Stocks with EPS Ratings of 80 or better have the best chance of success. Keep in mind, too, the company could rack up huge losses in 2021. The EPS Rating could plummet further this year.
The stock has an IBD SMR Rating (sales + profit margins + return on equity) of E. That shows that Carnival is in the bottom 20% of all publicly traded stocks when it comes to the composite profitability measurement.
The Cruise Line’s Technical Ratings Are Weak
When investors are looking for top stocks to buy, they want to see a stock shaping a proper chart pattern. IBD’s long-term research shows that certain chart patterns are the launchpads that kick off virtually all major stock moves.
In March 2017, CCL stock broke out from a flat base. But on Jan. 30, 2018, it began to downtrend. On some downturn days, volume was four times above average, a bearish sign.

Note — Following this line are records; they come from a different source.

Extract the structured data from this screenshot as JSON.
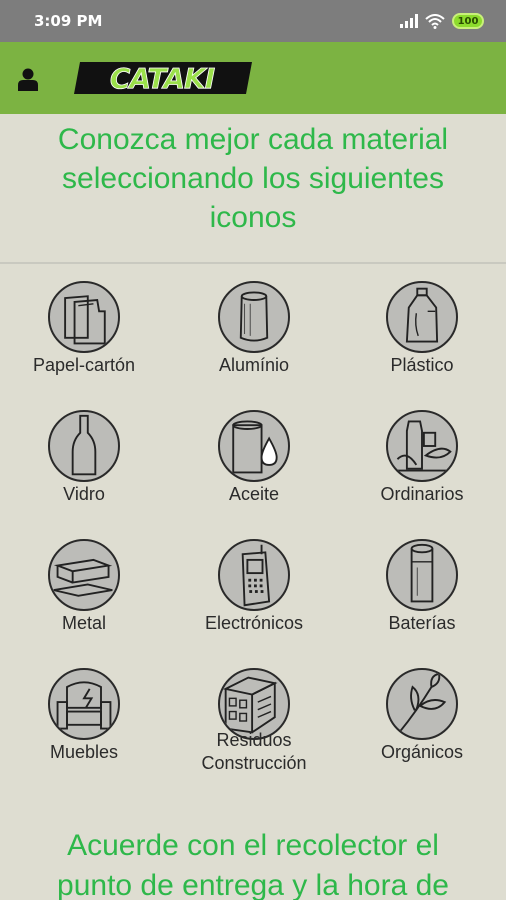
{
  "status_bar": {
    "time": "3:09 PM",
    "battery": "100",
    "icons": [
      "signal-icon",
      "wifi-icon",
      "battery-icon"
    ]
  },
  "app_bar": {
    "logo_text": "CATAKI",
    "icons": [
      "user-icon"
    ]
  },
  "intro": {
    "line1": "Conozca mejor cada material",
    "line2": "seleccionando los siguientes",
    "line3": "iconos"
  },
  "materials": [
    {
      "label": "Papel-cartón",
      "icon": "paper-icon"
    },
    {
      "label": "Alumínio",
      "icon": "can-icon"
    },
    {
      "label": "Plástico",
      "icon": "plastic-bottle-icon"
    },
    {
      "label": "Vidro",
      "icon": "glass-bottle-icon"
    },
    {
      "label": "Aceite",
      "icon": "oil-icon"
    },
    {
      "label": "Ordinarios",
      "icon": "ordinary-waste-icon"
    },
    {
      "label": "Metal",
      "icon": "metal-icon"
    },
    {
      "label": "Electrónicos",
      "icon": "phone-icon"
    },
    {
      "label": "Baterías",
      "icon": "battery-cell-icon"
    },
    {
      "label": "Muebles",
      "icon": "furniture-icon"
    },
    {
      "label": "Residuos",
      "label2": "Construcción",
      "icon": "construction-icon"
    },
    {
      "label": "Orgánicos",
      "icon": "leaf-icon"
    }
  ],
  "bottom": {
    "line1": "Acuerde con el recolector el",
    "line2": "punto de entrega y la hora de"
  },
  "colors": {
    "app_bar": "#7cb342",
    "accent_text": "#2eb84a",
    "background": "#deddd1",
    "status_bar": "#7d7d7d"
  }
}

In 2020, once news broke of an epidemic in China, CCL stock plunged from above 50 to a low of 7.80 over a year ago. Now it’s trading around 22.
It’s trading below its 50-day line and seeking support at its 200-day moving average.

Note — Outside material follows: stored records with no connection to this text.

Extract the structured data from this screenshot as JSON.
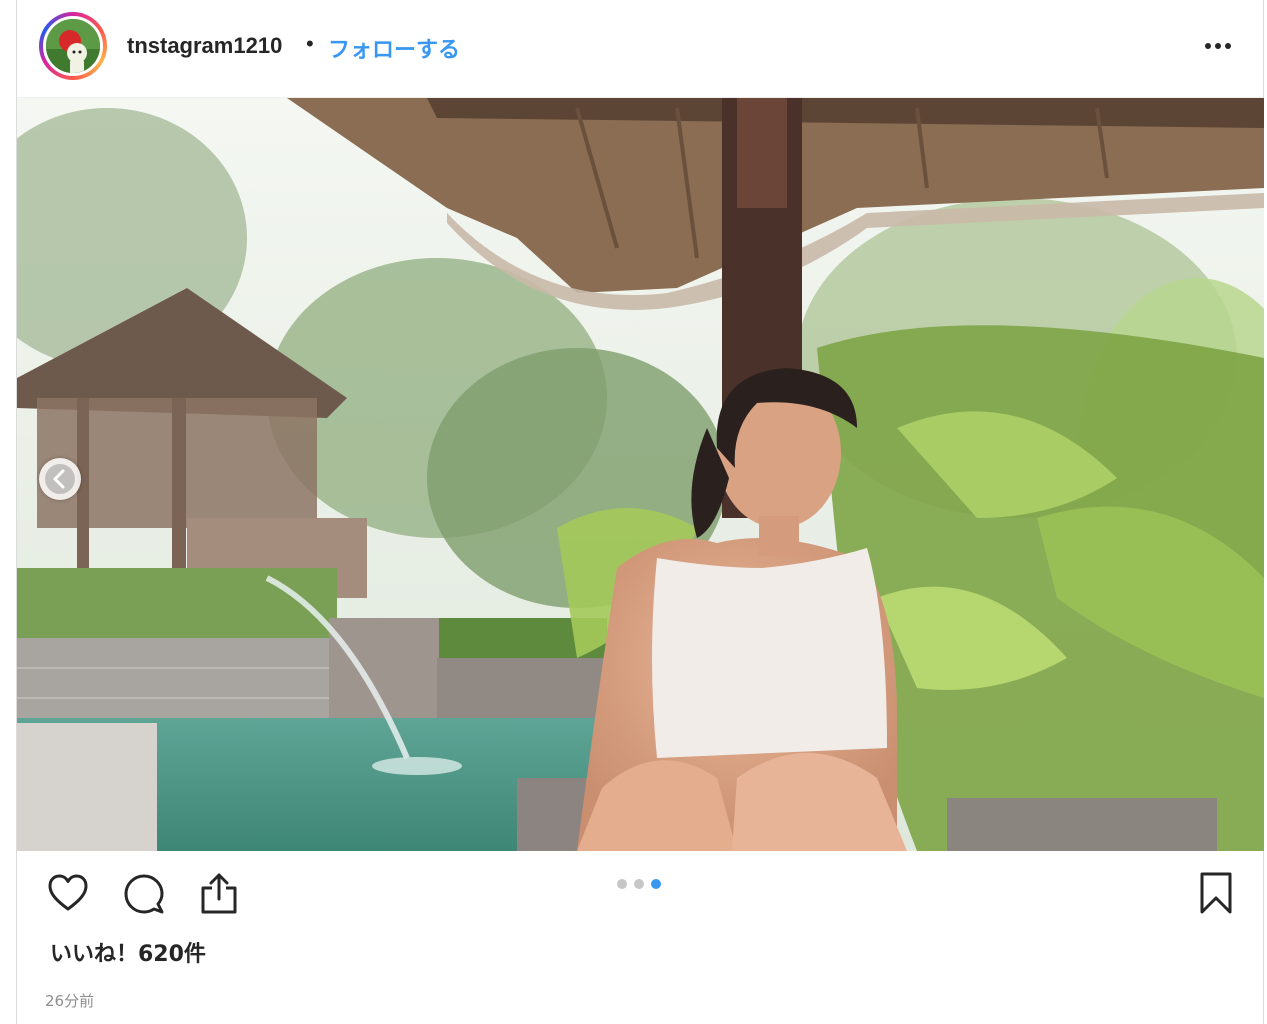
{
  "header": {
    "username": "tnstagram1210",
    "separator": "•",
    "follow_label": "フォローする",
    "more_icon": "more-horizontal-icon"
  },
  "post": {
    "image_alt": "photo",
    "carousel": {
      "count": 3,
      "active_index": 2
    }
  },
  "actions": {
    "like_icon": "heart-icon",
    "comment_icon": "comment-icon",
    "share_icon": "share-icon",
    "save_icon": "bookmark-icon"
  },
  "likes_text": "いいね！620件",
  "timestamp": "26分前",
  "colors": {
    "accent": "#3897f0",
    "text": "#262626",
    "muted": "#8e8e8e",
    "border": "#dbdbdb"
  }
}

Investors should consider stocks above their 50-day average.
Additional Technical Analysis On CCL Stock
CCL stock’s weak Relative Strength (RS) Rating of 73 out of a possible 99 is down from 83 last month. It is up from a moribund 16 late last year.
The best stocks tend to have an RS of 80 or better as they start a new climb. IBD’s proprietary RS Rating ranges from 1 (worst) to 99 (best), and measures a stock’s price performance in the past 12 months against all other stocks.
Still, the stock has an IBD Accumulation/Distribution Rating (A/D) of C on an A-E scale with A+ tops. Its rating indicates equal net selling and buying by institutional investors such as mutual funds.
Big backing by funds helps stocks break out.
Bottom Line: Is CCL Stock A Buy?
Where does all of this leave CCL stock? The stock looks poised for a bon voyage once the coronavirus pandemic is truly tamed.
But the stock’s weakness in earnings per share and its Composite Rating mean that you can find better stocks.
Growth stock investors generally should focus on the best stocks in the stock market’s leading industry groups. Carnival does not meet that standard yet.
At the moment, CCL stock is not a buy.